We can learn a lot across domains. A close look at how medicine has evolved tells us a
story. When we are ill these days, it is an automatic response to call a doctor or go to a
pharmacy to fetch medicines. Just about 200-300 years back, this did not exist. We have
reached far ahead in medicine now, thanks to getting to the bottom of the causation, with
the discovery of ‘Cell Theory’ by Robert Hooke. It is the advances in microscope
technology in the 19th century helped scientists observe live cells and we reached a
tipping point of modern medicine.
We are at a similar tipping point of discovering and finding ways to cure and prevent
challenges which have been there in the fashion industry for decades.
Dwelling further in the area of forecasting, itself, reveals another story. It is Philip Tetlock
who did decades of research on forecasting ability of experts and came with the theory
that many experts forecasts were as close to chance as throwing a dart by the common.
That is not to say there are no expert forecasters. They are a very few and he studied in
detail what made those Super Forecasters perform superior to many others.

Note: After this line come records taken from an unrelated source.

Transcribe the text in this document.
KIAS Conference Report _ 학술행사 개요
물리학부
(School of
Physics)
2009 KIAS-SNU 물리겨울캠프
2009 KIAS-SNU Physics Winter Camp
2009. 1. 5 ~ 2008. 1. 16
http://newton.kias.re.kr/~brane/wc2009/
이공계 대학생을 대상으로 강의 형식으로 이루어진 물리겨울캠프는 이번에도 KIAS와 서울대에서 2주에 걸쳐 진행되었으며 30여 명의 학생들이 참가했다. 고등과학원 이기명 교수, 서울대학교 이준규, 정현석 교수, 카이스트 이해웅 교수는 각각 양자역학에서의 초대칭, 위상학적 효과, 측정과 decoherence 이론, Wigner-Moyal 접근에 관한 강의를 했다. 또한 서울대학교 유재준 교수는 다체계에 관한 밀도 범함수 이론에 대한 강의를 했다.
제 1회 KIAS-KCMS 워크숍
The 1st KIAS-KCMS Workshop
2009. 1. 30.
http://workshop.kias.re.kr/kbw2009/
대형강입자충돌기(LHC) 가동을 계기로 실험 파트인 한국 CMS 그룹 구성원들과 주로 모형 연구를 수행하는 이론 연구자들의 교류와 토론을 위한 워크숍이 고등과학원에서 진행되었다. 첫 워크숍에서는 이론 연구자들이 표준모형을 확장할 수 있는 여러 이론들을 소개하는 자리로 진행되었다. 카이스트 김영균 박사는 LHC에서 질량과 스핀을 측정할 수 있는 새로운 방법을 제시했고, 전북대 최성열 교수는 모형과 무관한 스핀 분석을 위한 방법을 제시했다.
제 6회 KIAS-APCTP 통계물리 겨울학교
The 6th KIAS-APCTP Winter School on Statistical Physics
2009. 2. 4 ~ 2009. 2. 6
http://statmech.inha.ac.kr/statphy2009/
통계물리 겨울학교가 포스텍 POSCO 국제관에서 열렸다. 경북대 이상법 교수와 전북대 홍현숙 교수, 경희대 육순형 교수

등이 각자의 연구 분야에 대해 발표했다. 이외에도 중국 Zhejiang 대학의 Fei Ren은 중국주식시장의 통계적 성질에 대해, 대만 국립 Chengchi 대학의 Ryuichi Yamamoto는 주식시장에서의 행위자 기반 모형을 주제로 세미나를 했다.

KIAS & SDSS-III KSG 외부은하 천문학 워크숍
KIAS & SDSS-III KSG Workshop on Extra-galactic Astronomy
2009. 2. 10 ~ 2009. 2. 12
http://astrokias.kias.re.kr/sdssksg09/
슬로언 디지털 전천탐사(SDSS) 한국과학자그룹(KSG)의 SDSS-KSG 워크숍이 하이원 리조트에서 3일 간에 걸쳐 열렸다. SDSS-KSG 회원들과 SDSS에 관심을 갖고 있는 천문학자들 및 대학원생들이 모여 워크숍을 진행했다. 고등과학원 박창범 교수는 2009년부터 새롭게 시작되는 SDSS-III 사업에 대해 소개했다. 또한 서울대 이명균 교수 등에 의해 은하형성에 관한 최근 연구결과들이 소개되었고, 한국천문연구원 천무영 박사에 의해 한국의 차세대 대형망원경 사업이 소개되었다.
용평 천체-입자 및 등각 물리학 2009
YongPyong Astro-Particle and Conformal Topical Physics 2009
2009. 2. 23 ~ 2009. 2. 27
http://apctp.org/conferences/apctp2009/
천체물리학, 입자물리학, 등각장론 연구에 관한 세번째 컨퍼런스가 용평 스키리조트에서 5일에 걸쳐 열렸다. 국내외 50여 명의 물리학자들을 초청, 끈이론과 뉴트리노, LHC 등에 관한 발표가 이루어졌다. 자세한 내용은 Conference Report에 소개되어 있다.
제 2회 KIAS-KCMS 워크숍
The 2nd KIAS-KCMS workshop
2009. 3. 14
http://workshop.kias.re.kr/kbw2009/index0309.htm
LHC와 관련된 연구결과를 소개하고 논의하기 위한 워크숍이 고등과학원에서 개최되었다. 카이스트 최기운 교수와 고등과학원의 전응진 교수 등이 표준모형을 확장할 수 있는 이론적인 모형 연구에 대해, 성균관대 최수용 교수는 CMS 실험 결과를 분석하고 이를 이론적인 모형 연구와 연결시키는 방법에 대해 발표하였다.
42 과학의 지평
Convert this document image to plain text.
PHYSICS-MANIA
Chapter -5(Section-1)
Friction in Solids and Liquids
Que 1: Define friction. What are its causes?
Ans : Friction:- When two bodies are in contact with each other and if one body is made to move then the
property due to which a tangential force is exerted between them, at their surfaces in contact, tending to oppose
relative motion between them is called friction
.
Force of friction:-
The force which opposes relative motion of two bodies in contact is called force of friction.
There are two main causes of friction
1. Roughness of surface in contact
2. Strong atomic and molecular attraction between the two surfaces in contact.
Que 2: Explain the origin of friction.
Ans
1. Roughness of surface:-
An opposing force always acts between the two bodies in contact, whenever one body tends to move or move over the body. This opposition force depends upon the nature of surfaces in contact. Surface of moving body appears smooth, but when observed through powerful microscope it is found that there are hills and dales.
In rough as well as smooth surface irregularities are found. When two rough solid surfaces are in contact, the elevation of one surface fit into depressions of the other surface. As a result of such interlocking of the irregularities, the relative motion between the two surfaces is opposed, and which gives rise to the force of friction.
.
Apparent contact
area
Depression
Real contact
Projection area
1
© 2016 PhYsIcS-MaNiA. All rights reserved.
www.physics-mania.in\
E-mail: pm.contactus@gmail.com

Since Tetlock’s enlightening interview in 2015, technology in deep learning has advanced
significantly and also the ability of machines to predict. We still believe best outcomes in
forecasting will happen through:
1. Improving the ability of the human to forecast better; and
2. Humans using inputs through technology, collaborating to update the forecasts constantly and validating the forecasts with machinegeerated ones.